Frank tańszy niż przed czarnym czwartkiem
Dane o grudniowej inflacji w Polsce nie zatrzymały złotego. Nie pomogły też minutes Rezerwy Federalnej, które zatrzymały na razie globalną przecenę dolara. Ale nie wobec złotego, który notuje kilkuletnie maksima wobec najważniejszych walut.
W tej sytuacji warto zwrócić szczególną uwagę na franka, który z nawiązką już odrobił straty z „czarnego czwartku”. 15 stycznia 2014 roku rano frank kosztował ok. 3,54 złotego i choć jego kurs powoli piął się w górę od kilku miesięcy nic nie zapowiadało tego, co miało nastąpić tego dnia. Gwarantem stabilności kursu franka zdawał się być SNB, który w reakcji na ogromny napływ pieniędzy zdecydował się w 2011 roku nie akceptować kursu euro względem franka poniżej 1,20. Przypomnijmy, że w tym okresie realne były obawy o rozpad strefy euro, frank wydawał się być zatem inwestorom bezpieczniejszą alternatywą. Jednak utrzymywanie takiej polityki wiązało się z potężnymi interwencjami na rynku walut i choć teoretycznie szwajcarski bank centralny mógł przeprowadzać e bez ograniczeń w końcu powiedział „dość”. Szwajcarzy uznali, że sytuacja uległa wystarczającej poprawie i nawet jeśli frank umocni się, gospodarka da sobie radę, a kurs w końcu spadnie. Z perspektywy czasu można powiedzieć, że mieli rację. O ile euro nie odrobiło jeszcze strat wobec franka brakuje mu już niedużo, a szwajcarska gospodarka radzi sobie naprawdę dobrze. Ponieważ mocne euro to zwykle mocne waluty naszego regionu, złotemu udało się nadrobić straty z nawiązką. Frank systematycznie wobec złotego taniał i dziś rano kosztuje 3,53 złotego. Warto pamiętać, że choć w Polsce stopy procentowe są na rekordowo niskim poziomie, nadal jest to poziom istotnie wyższy niż w Szwajcarii i tak było przez cały okres ostatnich 3 lat.
Co do stóp procentowych, coraz więcej wskazuje na to, że Rada może nie podnieść ich w tym roku. W taką retorykę prezesa NBP wpisały się opublikowane wczoraj wstępne dane o grudniowej inflacji, która wyniosła tylko 2 proc., istotnie mniej niż w listopadzie (2,5 proc.). Tylko, albowiem w grudniu kolejny raz mocno rosła cena ropy naftowej. Z drugiej jednak strony, negatywny wpływ na inflację ma coraz mocniejszy złoty i to będzie kolejny argument dla Rady, aby odwlekać podwyżkę.
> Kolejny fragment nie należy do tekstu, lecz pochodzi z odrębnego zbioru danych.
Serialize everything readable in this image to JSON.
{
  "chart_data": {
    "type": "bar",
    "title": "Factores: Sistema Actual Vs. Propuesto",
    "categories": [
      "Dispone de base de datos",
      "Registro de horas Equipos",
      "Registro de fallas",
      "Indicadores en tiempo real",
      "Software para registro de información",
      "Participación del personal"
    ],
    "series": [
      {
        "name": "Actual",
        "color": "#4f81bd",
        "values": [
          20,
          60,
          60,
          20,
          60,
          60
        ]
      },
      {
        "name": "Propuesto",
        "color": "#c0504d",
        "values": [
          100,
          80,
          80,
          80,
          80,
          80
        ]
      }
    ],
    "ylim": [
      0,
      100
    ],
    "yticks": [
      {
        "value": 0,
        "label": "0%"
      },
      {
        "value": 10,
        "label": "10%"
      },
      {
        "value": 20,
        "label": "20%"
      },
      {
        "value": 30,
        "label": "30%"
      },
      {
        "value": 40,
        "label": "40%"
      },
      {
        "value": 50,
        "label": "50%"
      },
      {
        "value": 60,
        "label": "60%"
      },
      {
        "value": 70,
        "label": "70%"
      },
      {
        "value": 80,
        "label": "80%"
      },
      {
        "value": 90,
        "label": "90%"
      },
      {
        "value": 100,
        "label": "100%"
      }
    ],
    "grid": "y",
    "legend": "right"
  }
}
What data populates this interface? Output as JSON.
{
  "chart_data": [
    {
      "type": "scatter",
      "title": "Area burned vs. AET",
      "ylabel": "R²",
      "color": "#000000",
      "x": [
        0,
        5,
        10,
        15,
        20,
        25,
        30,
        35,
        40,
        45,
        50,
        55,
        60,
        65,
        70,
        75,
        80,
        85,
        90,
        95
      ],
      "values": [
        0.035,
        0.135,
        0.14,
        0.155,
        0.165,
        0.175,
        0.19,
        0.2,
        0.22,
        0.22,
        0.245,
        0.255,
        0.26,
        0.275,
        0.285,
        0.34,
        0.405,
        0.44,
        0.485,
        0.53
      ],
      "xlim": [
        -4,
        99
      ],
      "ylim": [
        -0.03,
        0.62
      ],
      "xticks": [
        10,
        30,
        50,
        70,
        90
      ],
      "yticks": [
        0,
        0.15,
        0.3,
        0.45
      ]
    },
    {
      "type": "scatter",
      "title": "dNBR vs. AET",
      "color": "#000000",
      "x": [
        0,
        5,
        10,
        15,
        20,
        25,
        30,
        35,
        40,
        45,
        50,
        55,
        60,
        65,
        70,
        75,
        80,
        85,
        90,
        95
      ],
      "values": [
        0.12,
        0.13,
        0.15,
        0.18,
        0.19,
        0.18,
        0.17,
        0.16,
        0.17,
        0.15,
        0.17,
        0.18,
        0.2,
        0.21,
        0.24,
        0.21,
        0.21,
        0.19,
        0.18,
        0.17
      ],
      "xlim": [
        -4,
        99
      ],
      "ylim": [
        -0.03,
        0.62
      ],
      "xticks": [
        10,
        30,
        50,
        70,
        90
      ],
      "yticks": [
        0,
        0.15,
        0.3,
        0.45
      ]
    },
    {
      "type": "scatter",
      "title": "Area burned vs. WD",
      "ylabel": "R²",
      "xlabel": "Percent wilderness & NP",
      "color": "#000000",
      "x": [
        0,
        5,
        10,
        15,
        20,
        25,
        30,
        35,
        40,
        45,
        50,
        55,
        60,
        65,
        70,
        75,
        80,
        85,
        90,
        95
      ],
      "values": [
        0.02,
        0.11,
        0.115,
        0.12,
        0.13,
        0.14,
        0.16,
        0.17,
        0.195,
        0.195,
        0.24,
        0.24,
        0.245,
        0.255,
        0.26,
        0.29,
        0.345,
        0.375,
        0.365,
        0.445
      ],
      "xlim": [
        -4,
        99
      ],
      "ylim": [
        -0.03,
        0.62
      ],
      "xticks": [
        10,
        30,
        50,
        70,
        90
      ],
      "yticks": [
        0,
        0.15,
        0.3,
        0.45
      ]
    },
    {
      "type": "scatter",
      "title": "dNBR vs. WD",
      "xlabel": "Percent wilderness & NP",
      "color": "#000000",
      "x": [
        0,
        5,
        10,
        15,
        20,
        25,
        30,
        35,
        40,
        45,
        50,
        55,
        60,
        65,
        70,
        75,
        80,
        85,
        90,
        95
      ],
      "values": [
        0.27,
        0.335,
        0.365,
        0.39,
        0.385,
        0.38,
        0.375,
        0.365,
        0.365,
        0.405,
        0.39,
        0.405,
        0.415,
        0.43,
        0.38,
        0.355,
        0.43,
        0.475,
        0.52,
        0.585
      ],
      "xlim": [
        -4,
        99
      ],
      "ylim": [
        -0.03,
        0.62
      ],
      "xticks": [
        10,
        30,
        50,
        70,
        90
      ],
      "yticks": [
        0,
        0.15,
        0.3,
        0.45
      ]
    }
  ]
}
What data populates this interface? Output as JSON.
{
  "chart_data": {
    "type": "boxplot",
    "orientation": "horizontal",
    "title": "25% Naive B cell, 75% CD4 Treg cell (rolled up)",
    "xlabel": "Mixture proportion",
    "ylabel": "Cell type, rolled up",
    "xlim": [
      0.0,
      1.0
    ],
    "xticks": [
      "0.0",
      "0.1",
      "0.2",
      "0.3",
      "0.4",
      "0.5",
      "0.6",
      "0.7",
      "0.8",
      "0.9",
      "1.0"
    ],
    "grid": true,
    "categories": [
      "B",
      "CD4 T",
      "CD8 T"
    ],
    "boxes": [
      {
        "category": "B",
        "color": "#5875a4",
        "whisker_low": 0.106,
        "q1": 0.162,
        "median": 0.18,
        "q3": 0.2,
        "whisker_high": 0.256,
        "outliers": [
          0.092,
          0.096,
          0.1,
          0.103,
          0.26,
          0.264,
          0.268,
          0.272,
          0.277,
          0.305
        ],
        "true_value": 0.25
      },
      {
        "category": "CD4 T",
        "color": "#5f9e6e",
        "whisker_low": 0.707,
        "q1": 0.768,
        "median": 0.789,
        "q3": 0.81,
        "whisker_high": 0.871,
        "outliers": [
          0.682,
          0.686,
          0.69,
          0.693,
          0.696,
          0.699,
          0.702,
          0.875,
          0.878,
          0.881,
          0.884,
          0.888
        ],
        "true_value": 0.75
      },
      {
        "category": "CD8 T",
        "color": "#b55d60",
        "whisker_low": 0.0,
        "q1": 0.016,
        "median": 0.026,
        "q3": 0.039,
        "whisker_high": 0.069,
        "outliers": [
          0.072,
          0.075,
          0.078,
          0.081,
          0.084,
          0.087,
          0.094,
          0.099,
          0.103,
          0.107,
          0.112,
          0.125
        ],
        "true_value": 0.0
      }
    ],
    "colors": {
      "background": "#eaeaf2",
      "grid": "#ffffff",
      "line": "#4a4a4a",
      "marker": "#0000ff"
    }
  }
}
Coraz niższe poziomy kursów CHF/PLN czy EUR/PLN to zasługa ekstrapolacji ubiegłorocznych nastrojów, gdzie bardzo dobre nastroje na rynkach globalnych wspierały rynki wschodzące. Dobrze pokazuje to dzisiejsza sesja w Tokio, gdzie otwarte po raz pierwszy w tym roku rynki odnotowały niemal 3 proc. wzrosty. Amerykańskie indeksy ostatnio codziennie notują nowe rekordy i wydaje się, że dopóki rynki nie zaczną obawiać się spowolnienia gospodarczego, takie tendencje będą dominować. Dane póki co są bardzo mocne, do Europy dołączyły USA, gdzie po nieco słabszym okresie indeksy aktywności w grudniu znów poszybowały w górę.
Dziś kluczowym punktem kalendarza ekonomicznego są dane o zmianie zatrudnienia w sektorze prywatnym w USA publikowane przez ADP – traktowane są one jako dobry wskaźnik przed raportem rządowym, który poznamy w piątek. O godzinie 8:50 euro kosztuje 4,1492 złotego, dolar 3,4484 złotego, frank 3,5303 złotego, zaś funt 4,6641 złotego.